Panem et Circenses was the old adage from the failing days of the Roman Empire. Bread and Circuses. The bread in question was actually a grain dole, or an ‘Annona’. It was a necessary ‘dole’ because the consolidation of Roman agricultural lands in the hands of a few noblemen had pushed landless peasants into the city, where they could not find jobs—a rather interesting parallel. Under the Roman grain law established by Gaius Gracchus in 123 BC, a portion of the grain collected as revenue for the state was sold at a subsidized rate to citizens.
I imagine many conservatives today would line up to denounce this activity, ignoring the historical precedents, naturally, and the brute fact that there were no jobs for those peasants whose land formed the basis for the Roman nobleman’s wealth. After all, to channel Paul Ryan, dependence on any form of public assistance “erodes the moral fiber” of the poor. Like morality is a set of jeans that somehow gets threadbare in the ass. No word yet if that same morality applies to agribusiness firms and their privileged helping of government subsidies.
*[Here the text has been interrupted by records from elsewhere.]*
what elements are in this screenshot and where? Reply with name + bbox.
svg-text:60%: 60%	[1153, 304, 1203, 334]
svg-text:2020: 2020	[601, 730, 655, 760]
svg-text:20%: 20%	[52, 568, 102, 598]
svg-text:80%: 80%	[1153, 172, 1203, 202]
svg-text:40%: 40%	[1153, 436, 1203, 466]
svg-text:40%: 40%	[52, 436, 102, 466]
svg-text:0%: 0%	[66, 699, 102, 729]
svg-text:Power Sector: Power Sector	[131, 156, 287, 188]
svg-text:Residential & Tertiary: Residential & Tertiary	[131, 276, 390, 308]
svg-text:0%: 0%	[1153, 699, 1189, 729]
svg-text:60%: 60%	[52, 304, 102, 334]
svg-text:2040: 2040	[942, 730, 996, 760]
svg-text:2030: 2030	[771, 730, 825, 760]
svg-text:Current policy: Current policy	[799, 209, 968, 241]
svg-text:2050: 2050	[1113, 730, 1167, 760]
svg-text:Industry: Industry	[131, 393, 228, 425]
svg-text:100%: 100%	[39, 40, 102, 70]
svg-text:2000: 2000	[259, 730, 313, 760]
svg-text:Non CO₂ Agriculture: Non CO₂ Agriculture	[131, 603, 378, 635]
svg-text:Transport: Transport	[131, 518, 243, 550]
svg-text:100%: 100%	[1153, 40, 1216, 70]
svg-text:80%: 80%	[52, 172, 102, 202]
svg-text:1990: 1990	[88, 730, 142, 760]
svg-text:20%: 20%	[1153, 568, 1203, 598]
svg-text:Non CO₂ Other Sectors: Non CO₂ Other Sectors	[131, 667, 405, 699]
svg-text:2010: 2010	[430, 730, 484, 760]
If you’re rich, you are apparently absolved of the need to ‘fend for yourself’, ‘pull yourself up by your own bootstraps’, or of even possessing ‘moral fiber’, much less wearing it out. Jon Chait makes a point in the NY Times magazine that the Republicans are probably aware of the blatant hypocrisy of their position, but so fearful of losing elections, they try to bury it. Specifically, “The ultraconservative Republican Study Committee recently banned the Heritage Foundation from its meetings because Heritage denounced the GOP’s farm subsidies. There is a grim hilarity here: Republicans punished Heritage for its one technocratically sane position.”
So now the far right has offered themselves up as a kind of inverted moral circus, lined with the usual measure of hypocrisy, deciding to keep bread from those who most need it. No doubt, their deluded base approves, and the leadership certainly doesn’t suffer. Paul Ryan helped quaff a 350 dollar bottle of wine with like-minded economists last week while SNAP was being cut, one of two $350 bottles consumed that evening. That’s a total of $700 in wine consumed over the course of a 90 minute dinner or more than the entire weekly income of a couple making minimum wage. When confronted by a Talking Points Memo reporter, Paul Ryan said he had no idea how much the wine cost when it was being ordered.
TPM: So you wouldn’t do it again?
Ryan: Well, of course not, because I think it’s too much money to pay for wine. Yeah, I don’t really know what exactly it cost. It was expensive. But um, 250 maybe it was 250, I don’t really remember.
Besides a faulty memory his remark rather misses the point about the hypocrisy. He seems genuinely irritated at the cost, but not the incredible disparity between his life and the millions of others his actions seek to make worse. So here’s a historical parallel that might offer a note of caution for the right. The last time thousands asked for bread and didn’t receive it, a royal dame, equally clueless, suggested the starving peasants should simply “eat cake.”
We all know how well that turned out.